The HealthCare.gov website. (Andrew Harnik/Associated Press)

IT IS often said that good policy makes for good politics. And we still want to believe that, despite the history of the “Cadillac tax” in the Affordable Care Act.

Current law excludes employer-paid health insurance from taxation, which is how nearly half the public gets coverage. This subsidy, which costs $250 billion per year, according to the Congressional Budget Office, nevertheless promotes overutilization of health care, thus driving cost inflation. It causes “job lock” by linking work and insurance and redistributes income upward because tax breaks are worth more to higher income brackets. Nothing would improve U.S. health care more than to repeal the exclusion and use the savings to fund a more rational system. That’s politically impossible, however. So the ACA, passed in 2010, incorporated a second-best solution: a 40 percent levy on relatively plush “Cadillac” employer-paid plans (above $10,200 for individuals; $27,500 for families), effective 2018.

That delay was forced by opponents of the idea, who included not only the usual anti-tax business lobbies and Republicans but also labor unions, who feared losing their ability to negotiate ever-improving health benefits. And these interests kept up their attacks on the tax after the ACA’s passage, even though the mere anticipation of it was stimulating cost-saving innovation by companies and insurers. The opponents achieved a major victory by tacking an additional two-year implementation delay, until 2020, onto must-pass tax legislation that President Obama signed in December.

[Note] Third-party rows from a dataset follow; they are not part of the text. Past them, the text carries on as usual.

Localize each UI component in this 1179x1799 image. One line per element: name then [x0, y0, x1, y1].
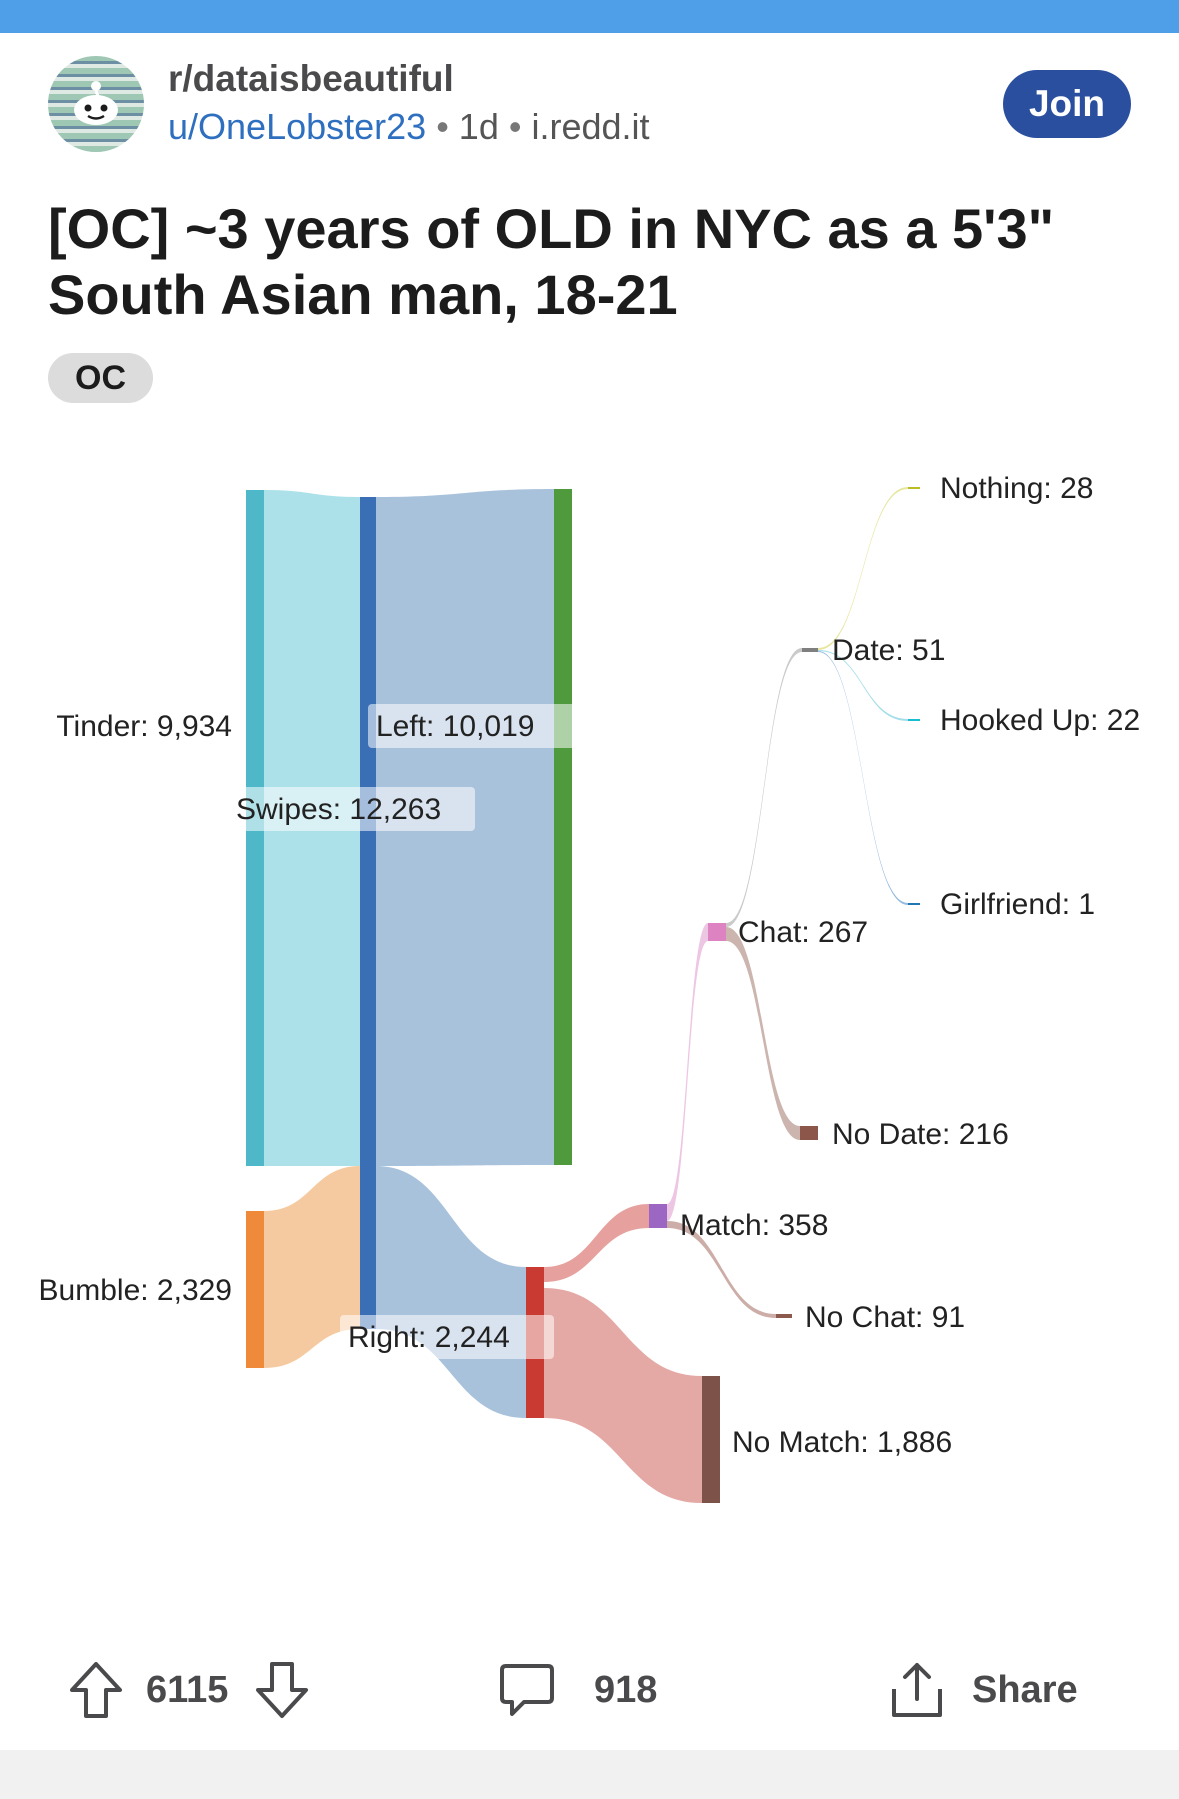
link-right-to-nomatch[interactable] — [544, 1288, 702, 1503]
label-right: Right: 2,244 — [348, 1321, 510, 1354]
upvote-icon[interactable] — [68, 1660, 124, 1720]
meta-separator: • — [436, 106, 449, 147]
label-nochat: No Chat: 91 — [805, 1301, 965, 1334]
label-nomatch: No Match: 1,886 — [732, 1426, 952, 1459]
node-chat[interactable] — [708, 923, 726, 941]
share-button[interactable]: Share — [888, 1650, 1078, 1730]
post-age: 1d — [458, 106, 499, 147]
link-chat-to-nodate[interactable] — [726, 927, 800, 1140]
node-hookedup[interactable] — [908, 719, 920, 721]
meta-separator: • — [508, 106, 522, 147]
node-nochat[interactable] — [776, 1314, 792, 1318]
post-meta: u/OneLobster23 • 1d • i.redd.it — [168, 106, 650, 148]
label-nodate: No Date: 216 — [832, 1118, 1009, 1151]
subreddit-avatar[interactable] — [48, 56, 144, 152]
link-right-to-match[interactable] — [544, 1204, 649, 1282]
sankey-chart[interactable]: Tinder: 9,934 Bumble: 2,329 Swipes: 12,263… — [0, 430, 1179, 1560]
link-date-to-hookedup[interactable] — [818, 650, 908, 721]
top-status-bar — [0, 0, 1179, 33]
label-nothing: Nothing: 28 — [940, 472, 1093, 505]
link-bumble-to-swipes[interactable] — [264, 1166, 360, 1368]
comment-icon — [500, 1664, 554, 1716]
label-bg-left — [368, 704, 582, 748]
label-bumble: Bumble: 2,329 — [39, 1274, 232, 1307]
comment-count: 918 — [594, 1668, 658, 1711]
comments-button[interactable]: 918 — [498, 1650, 657, 1730]
node-nothing[interactable] — [908, 487, 920, 489]
label-tinder: Tinder: 9,934 — [56, 710, 232, 743]
label-date: Date: 51 — [832, 634, 945, 667]
reddit-snoo-icon — [74, 81, 118, 125]
link-match-to-chat[interactable] — [667, 923, 708, 1221]
label-left: Left: 10,019 — [376, 710, 534, 743]
upvote-count: 6115 — [146, 1668, 229, 1711]
node-nodate[interactable] — [800, 1126, 818, 1140]
post-header: r/dataisbeautiful u/OneLobster23 • 1d • i.re… — [48, 56, 1138, 156]
label-bg-swipes — [228, 787, 475, 831]
subreddit-name[interactable]: r/dataisbeautiful — [168, 58, 454, 99]
node-bumble[interactable] — [246, 1211, 264, 1368]
link-swipes-to-right[interactable] — [376, 1166, 526, 1418]
post-flair: OC — [48, 353, 153, 403]
link-match-to-nochat[interactable] — [667, 1221, 776, 1318]
label-match: Match: 358 — [680, 1209, 828, 1242]
label-bg-right — [340, 1315, 554, 1359]
label-hookedup: Hooked Up: 22 — [940, 704, 1140, 737]
author-link[interactable]: u/OneLobster23 — [168, 106, 427, 147]
share-icon — [892, 1663, 942, 1717]
post-actions-bar: 6115 918 Share — [0, 1650, 1179, 1730]
link-date-to-nothing[interactable] — [818, 487, 908, 650]
post-domain[interactable]: i.redd.it — [531, 106, 650, 147]
link-date-to-girlfriend[interactable] — [818, 651, 908, 905]
node-match[interactable] — [649, 1204, 667, 1228]
join-button[interactable]: Join — [1003, 70, 1131, 138]
node-girlfriend[interactable] — [908, 903, 920, 905]
node-date[interactable] — [802, 648, 818, 652]
post-title[interactable]: [OC] ~3 years of OLD in NYC as a 5'3" So… — [48, 197, 1055, 326]
label-swipes: Swipes: 12,263 — [236, 793, 441, 826]
vote-group: 6115 — [68, 1650, 310, 1730]
label-chat: Chat: 267 — [738, 916, 868, 949]
label-girlfriend: Girlfriend: 1 — [940, 888, 1095, 921]
node-nomatch[interactable] — [702, 1376, 720, 1503]
downvote-icon[interactable] — [254, 1660, 310, 1720]
feed-separator — [0, 1750, 1179, 1799]
link-chat-to-date[interactable] — [726, 648, 802, 927]
share-label: Share — [972, 1668, 1078, 1711]
node-swipes[interactable] — [360, 497, 376, 1329]
node-left[interactable] — [554, 489, 572, 1165]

Now, the provision is hanging by a political thread. The GOP House is on record against the entire ACA; a bipartisan, filibuster-proof majority of the Senate is on record favoring repeal of the Cadillac tax; and all major presidential candidates are hostile to the provision as well.

The latest development is a proposal in Mr. Obama’s newly released fiscal 2017 budget that would further adjust the Cadillac tax by taking account of regional differences in health-care costs. Basically, in any state where the average premium for “gold” coverage on the state’s individual health insurance marketplace exceeds the Cadillac-tax threshold, the tax would kick in only on employer-paid plans when they hit that average gold premium. Economically, the idea is to ease unintended burdens on companies located in high-cost areas; politically, the idea is to make the representatives and senators from those areas, and perhaps others, more amenable to letting the tax go into effect in 2020 after all.

The downside is to sacrifice both revenue and cost-control in the short run — the proposal arguably reduces downward pressure on costs precisely where they are most in need of it. Still, some of that extra cost is due to demography and other structural causes for which it may be appropriate to make allowances. And, once in effect, the tax would still have a steadily growing impact due to its inflation-adjustment terms. It is depressing indeed to see the administration forced to fight this rear-guard action for a policy economists widely recognize as one of its smartest. But it will be worth it if what emerges is a more politically viable version — and a reason to hope that Washington will not always be the place good ideas go to die.